Dari sisi administrasi, UU HPP menutup berbagai celah aturan yang masih ada dan mengadaptasi perkembangan baru aktivitas bisnis terkini. Hal ini berkaitan dengan maraknya bisnis yang berbasis digital mengikuti pesatnya kemajuan teknologi informasi.
Dari sisi kebijakan perpajakan, UU HPP akan memperkuat aspek keadilan dalam hal beban pajak yang harus ditanggung oleh wajib pajak, serta keberpihakan untuk mendukung penguatan sektor usaha mikro, kecil, dan menengah (UMKM).
Melalui UU HPP, aspek keadilan juga diwujudkan dengan ditambahkannya satu lapisan baru dalam pemungutan Pajak Penghasilan (PPh). Pada UU HPP, terdapat tarif pajak untuk orang kaya, atau yang memiliki penghasilan di atas Rp 5 miliar per tahun. Untuk lapisan baru ini, tarif PPh yang dikenakan adalah 35%.
Dalam bidang pemungutan pajak, perubahan juga terjadi seiring dengan kemajuan teknologi. Ini terlihat dari merambahnya pemungutan PPh dan Pajak Pertambahan Nilai (PPN) atas layanan transaksi pada perusahaan teknologi finansial atau financial technology (fintech).
Ketentuan pajak transaksi keuangan di fintech diatur dalam Peraturan Menteri Keuangan (PMK) Nomor 69/PMK.03/2022 tentang PPh dan PPN atas Penyelenggaraan Teknologi Finansial. Beleid itu ditetapkan Sri Mulyani pada 30 Maret 2022.
Lalu, muncul pula pungutan PPN atas perdagangan menggunakan sistem elektronik (PMSE), yang kemudian dikenal sebagai pajak transaksi digital. Pungutan ini muncul, karena dewasa ini penggunaan sistem elektronik kian mendominasi transaksi di Indonesia.
Pungutan PPN atas transaksi digital ini termaktub dalam PMK Nomor 48/PMK.03/2020 yang berlaku 1 Juli 2020 dan diterapkan secara nasional pada 1 Desember 2020.
Hasilnya tergolong positif. Pada 2021, penerimaan PPN dari PMSE tercatat mencapai Rp 3,9 triliun. Sementara, per 30 Juni 2022, penerimaan PPN dari PMSE berhasil terhimpun Rp 7,1 triliun, hampir dua kali lipat dari penerimaan yang dicapai pada 2021.
Muncul pula pemajakan atas aset-aset digital yang sebelumnya sama sekali tidak ada, seperti aset kripto. Ketentuan mengenai pajak kripto ini tertuang dalam Peraturan Menteri Keuangan (PMK) Nomor 68/PMK.03/2022 tentang Pajak Pertambahan Nilai dan Pajak Penghasilan atas Transaksi Perdagangan Aset Kripto.

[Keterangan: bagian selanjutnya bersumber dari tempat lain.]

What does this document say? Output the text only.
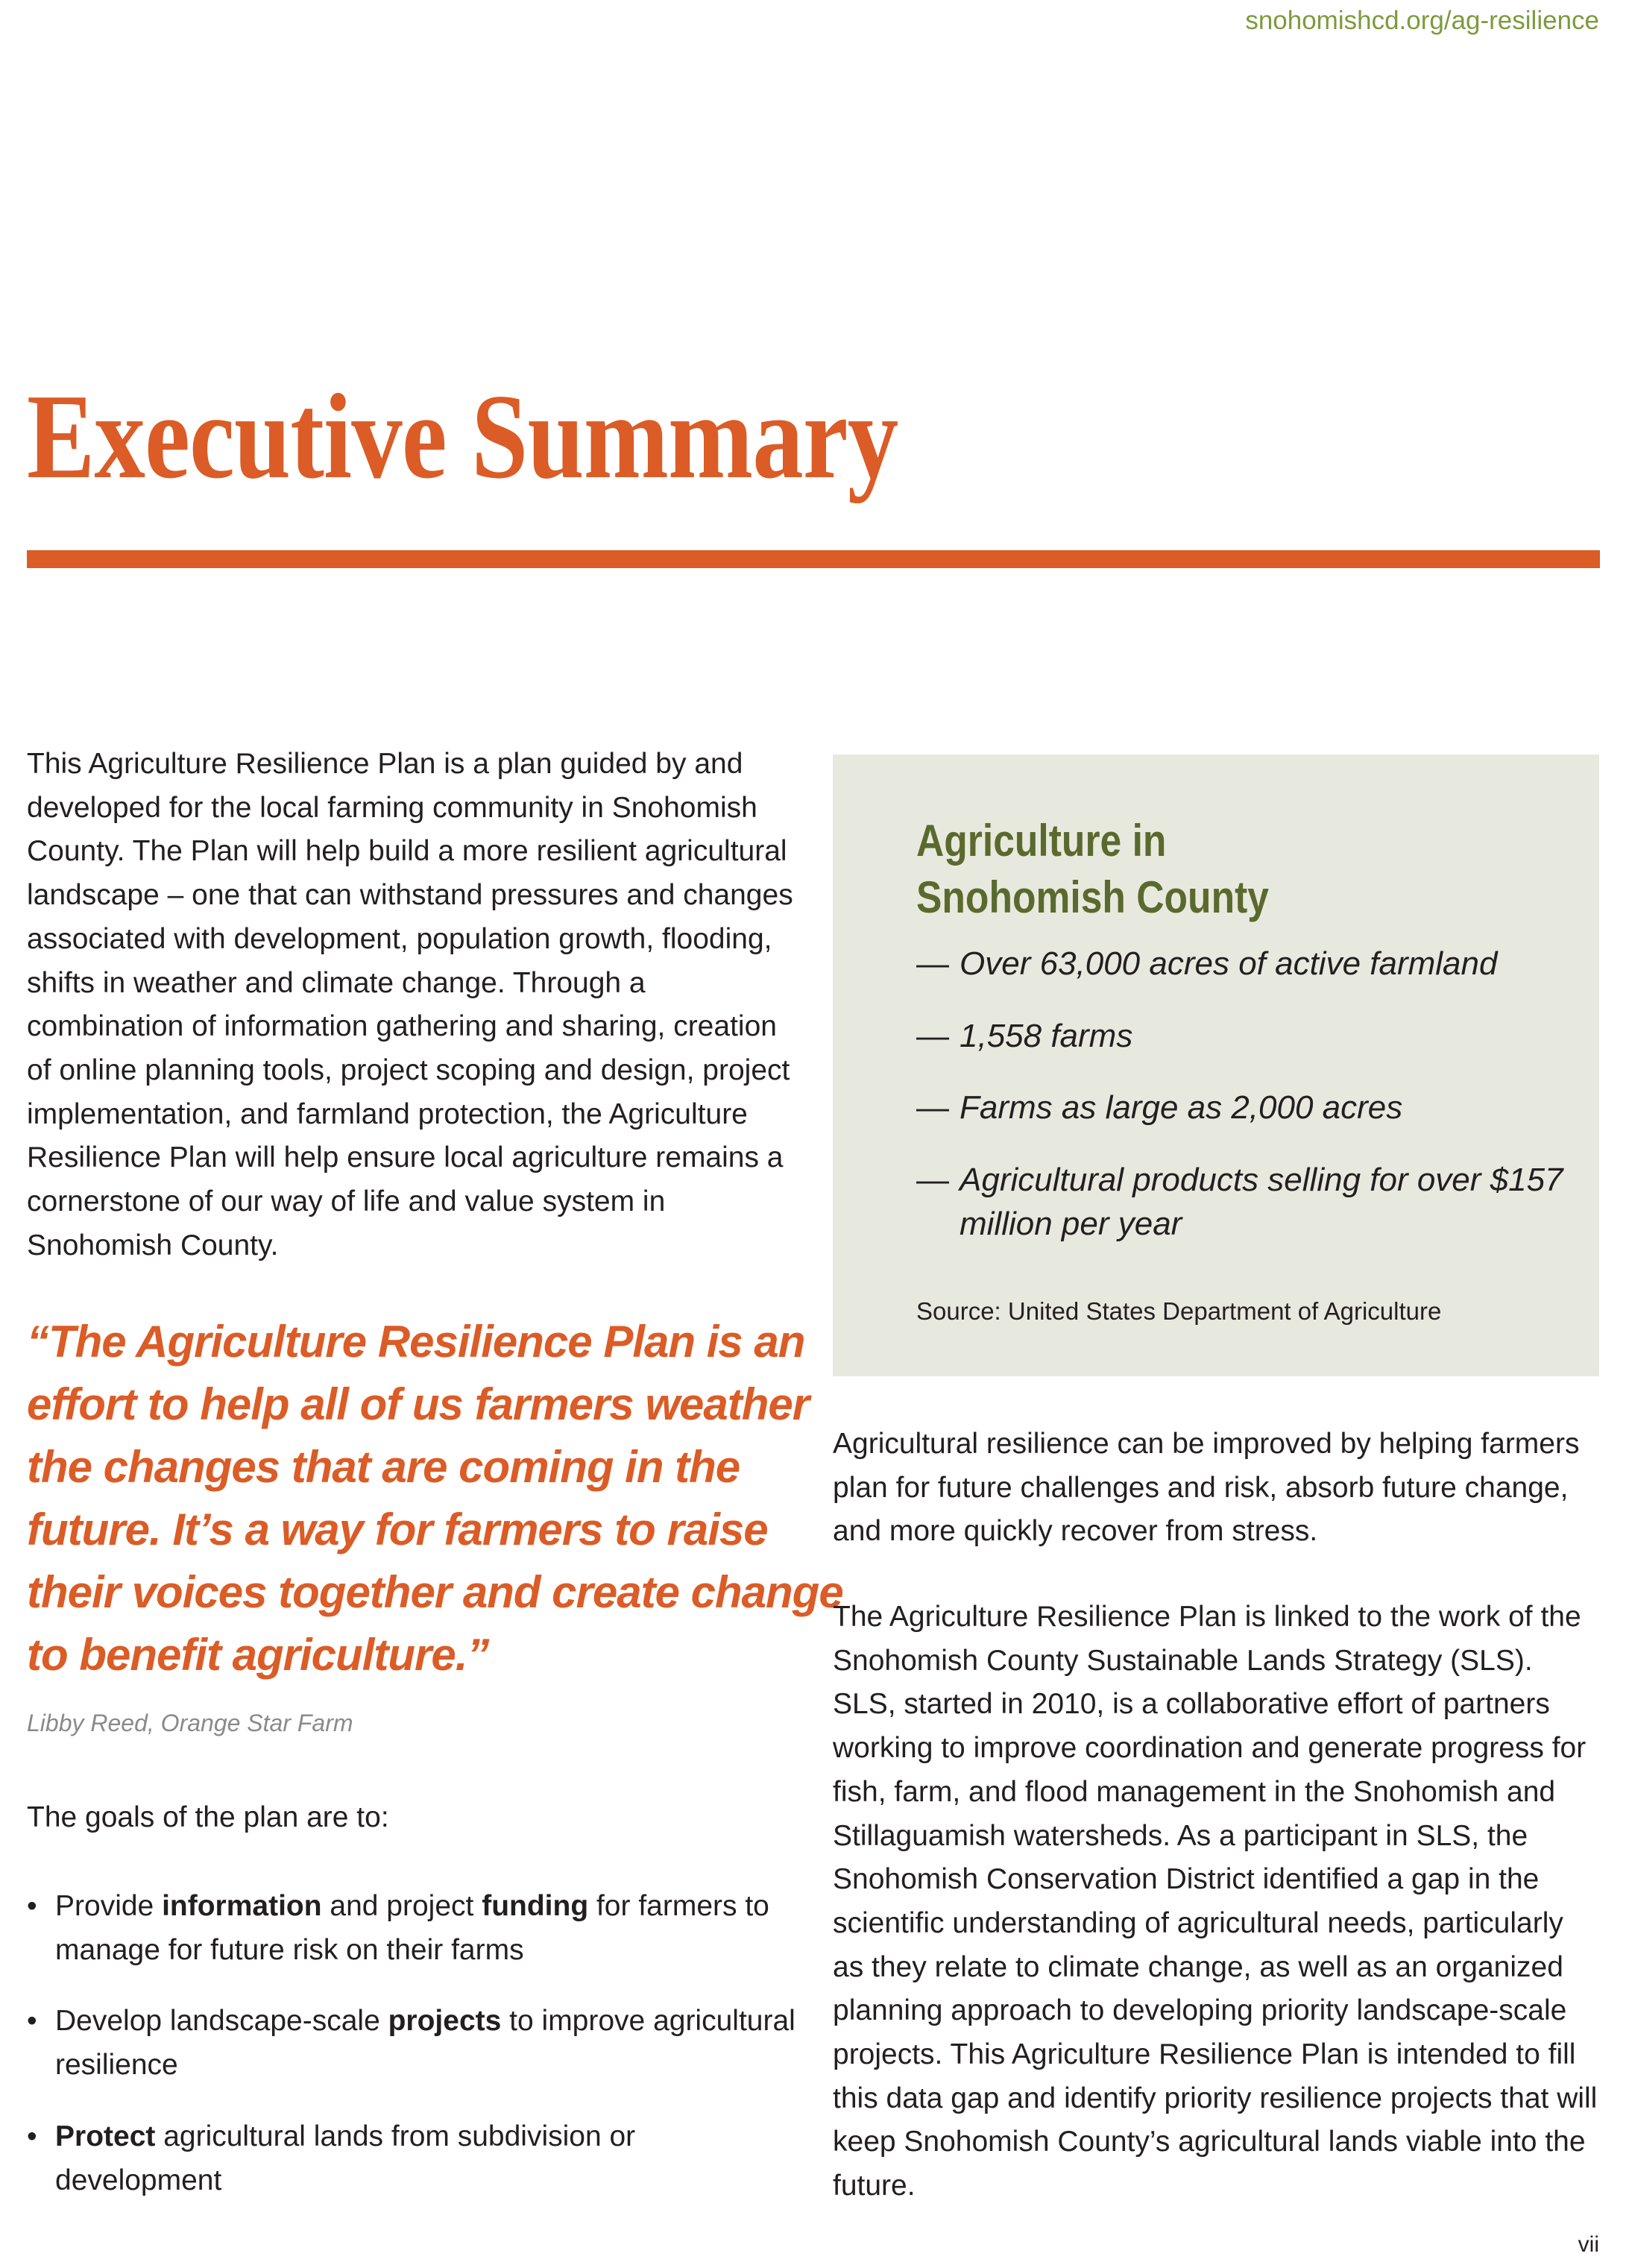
snohomishcd.org/ag-resilience
Executive Summary

This Agriculture Resilience Plan is a plan guided by and developed for the local farming community in Snohomish County. The Plan will help build a more resilient agricultural landscape – one that can withstand pressures and changes associated with development, population growth, flooding, shifts in weather and climate change. Through a combination of information gathering and sharing, creation of online planning tools, project scoping and design, project implementation, and farmland protection, the Agriculture Resilience Plan will help ensure local agriculture remains a cornerstone of our way of life and value system in Snohomish County.

“The Agriculture Resilience Plan is an effort to help all of us farmers weather the changes that are coming in the future. It’s a way for farmers to raise their voices together and create change to benefit agriculture.”

Libby Reed, Orange Star Farm
The goals of the plan are to:
• Provide information and project funding for farmers to manage for future risk on their farms
• Develop landscape-scale projects to improve agricultural resilience
• Protect agricultural lands from subdivision or development
Agriculture in Snohomish County
— Over 63,000 acres of active farmland
— 1,558 farms
— Farms as large as 2,000 acres
— Agricultural products selling for over $157 million per year
Source: United States Department of Agriculture

Agricultural resilience can be improved by helping farmers plan for future challenges and risk, absorb future change, and more quickly recover from stress.

The Agriculture Resilience Plan is linked to the work of the Snohomish County Sustainable Lands Strategy (SLS). SLS, started in 2010, is a collaborative effort of partners working to improve coordination and generate progress for fish, farm, and flood management in the Snohomish and Stillaguamish watersheds. As a participant in SLS, the Snohomish Conservation District identified a gap in the scientific understanding of agricultural needs, particularly as they relate to climate change, as well as an organized planning approach to developing priority landscape-scale projects. This Agriculture Resilience Plan is intended to fill this data gap and identify priority resilience projects that will keep Snohomish County’s agricultural lands viable into the future.

vii
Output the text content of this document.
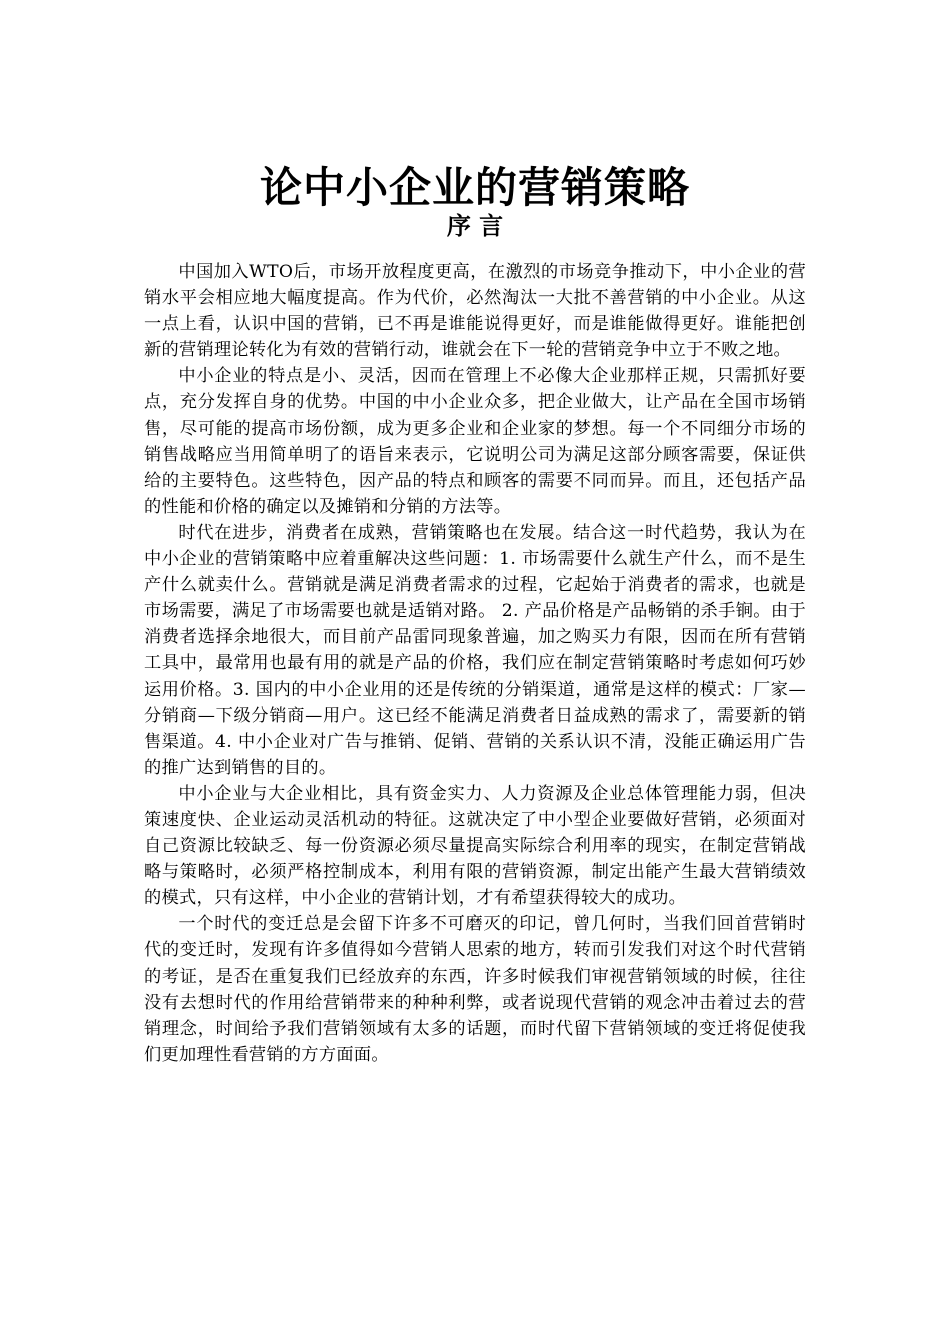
论中小企业的营销策略
序 言

中国加入WTO后，市场开放程度更高，在激烈的市场竞争推动下，中小企业的营销水平会相应地大幅度提高。作为代价，必然淘汰一大批不善营销的中小企业。从这一点上看，认识中国的营销，已不再是谁能说得更好，而是谁能做得更好。谁能把创新的营销理论转化为有效的营销行动，谁就会在下一轮的营销竞争中立于不败之地。

中小企业的特点是小、灵活，因而在管理上不必像大企业那样正规，只需抓好要点，充分发挥自身的优势。中国的中小企业众多，把企业做大，让产品在全国市场销售，尽可能的提高市场份额，成为更多企业和企业家的梦想。每一个不同细分市场的销售战略应当用简单明了的语旨来表示，它说明公司为满足这部分顾客需要，保证供给的主要特色。这些特色，因产品的特点和顾客的需要不同而异。而且，还包括产品的性能和价格的确定以及摊销和分销的方法等。

时代在进步，消费者在成熟，营销策略也在发展。结合这一时代趋势，我认为在中小企业的营销策略中应着重解决这些问题：1. 市场需要什么就生产什么，而不是生产什么就卖什么。营销就是满足消费者需求的过程，它起始于消费者的需求，也就是市场需要，满足了市场需要也就是适销对路。 2. 产品价格是产品畅销的杀手锏。由于消费者选择余地很大，而目前产品雷同现象普遍，加之购买力有限，因而在所有营销工具中，最常用也最有用的就是产品的价格，我们应在制定营销策略时考虑如何巧妙运用价格。3. 国内的中小企业用的还是传统的分销渠道，通常是这样的模式：厂家—分销商—下级分销商—用户。这已经不能满足消费者日益成熟的需求了，需要新的销售渠道。4. 中小企业对广告与推销、促销、营销的关系认识不清，没能正确运用广告的推广达到销售的目的。

中小企业与大企业相比，具有资金实力、人力资源及企业总体管理能力弱，但决策速度快、企业运动灵活机动的特征。这就决定了中小型企业要做好营销，必须面对自己资源比较缺乏、每一份资源必须尽量提高实际综合利用率的现实，在制定营销战略与策略时，必须严格控制成本，利用有限的营销资源，制定出能产生最大营销绩效的模式，只有这样，中小企业的营销计划，才有希望获得较大的成功。

一个时代的变迁总是会留下许多不可磨灭的印记，曾几何时，当我们回首营销时代的变迁时，发现有许多值得如今营销人思索的地方，转而引发我们对这个时代营销的考证，是否在重复我们已经放弃的东西，许多时候我们审视营销领域的时候，往往没有去想时代的作用给营销带来的种种利弊，或者说现代营销的观念冲击着过去的营销理念，时间给予我们营销领域有太多的话题，而时代留下营销领域的变迁将促使我们更加理性看营销的方方面面。
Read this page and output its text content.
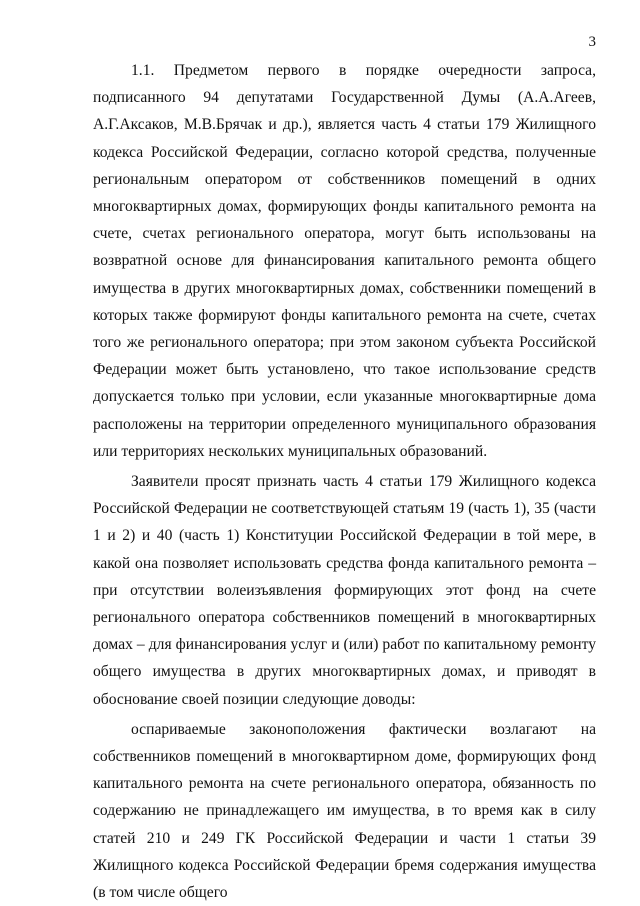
3

1.1. Предметом первого в порядке очередности запроса, подписанного 94 депутатами Государственной Думы (А.А.Агеев, А.Г.Аксаков, М.В.Брячак и др.), является часть 4 статьи 179 Жилищного кодекса Российской Федерации, согласно которой средства, полученные региональным оператором от собственников помещений в одних многоквартирных домах, формирующих фонды капитального ремонта на счете, счетах регионального оператора, могут быть использованы на возвратной основе для финансирования капитального ремонта общего имущества в других многоквартирных домах, собственники помещений в которых также формируют фонды капитального ремонта на счете, счетах того же регионального оператора; при этом законом субъекта Российской Федерации может быть установлено, что такое использование средств допускается только при условии, если указанные многоквартирные дома расположены на территории определенного муниципального образования или территориях нескольких муниципальных образований.

Заявители просят признать часть 4 статьи 179 Жилищного кодекса Российской Федерации не соответствующей статьям 19 (часть 1), 35 (части 1 и 2) и 40 (часть 1) Конституции Российской Федерации в той мере, в какой она позволяет использовать средства фонда капитального ремонта – при отсутствии волеизъявления формирующих этот фонд на счете регионального оператора собственников помещений в многоквартирных домах – для финансирования услуг и (или) работ по капитальному ремонту общего имущества в других многоквартирных домах, и приводят в обоснование своей позиции следующие доводы:

оспариваемые законоположения фактически возлагают на собственников помещений в многоквартирном доме, формирующих фонд капитального ремонта на счете регионального оператора, обязанность по содержанию не принадлежащего им имущества, в то время как в силу статей 210 и 249 ГК Российской Федерации и части 1 статьи 39 Жилищного кодекса Российской Федерации бремя содержания имущества (в том числе общего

Dari sisi pelayanan, DJP juga terus menyempurnakan sistemnya, dengan mendorong adopsi teknologi digital. Dalam hal ini, telah banyak kemudahan yang diberikan kepada wajib pajak karena berbagai urusan kini bisa diselesaikan secara daring atau online.
Contoh jenis layanan digital yang disediakan oleh DJP adalah e-registration, e-billing, e-filing, dan e-tracking. Jenis-jenis layanan ini akan dikembangkan terus sesuai tuntutan dan kebutuhan masyarakat.
Berbagai terobosan dalam bidang perpajakan ini makin menambah tugas DJP, selaku otoritas pajak Indonesia. Semakin kompleksnya tugas DJP membuktikan bahwa peran Direktorat ini kian nyata sebagai tulang punggung keuangan negara.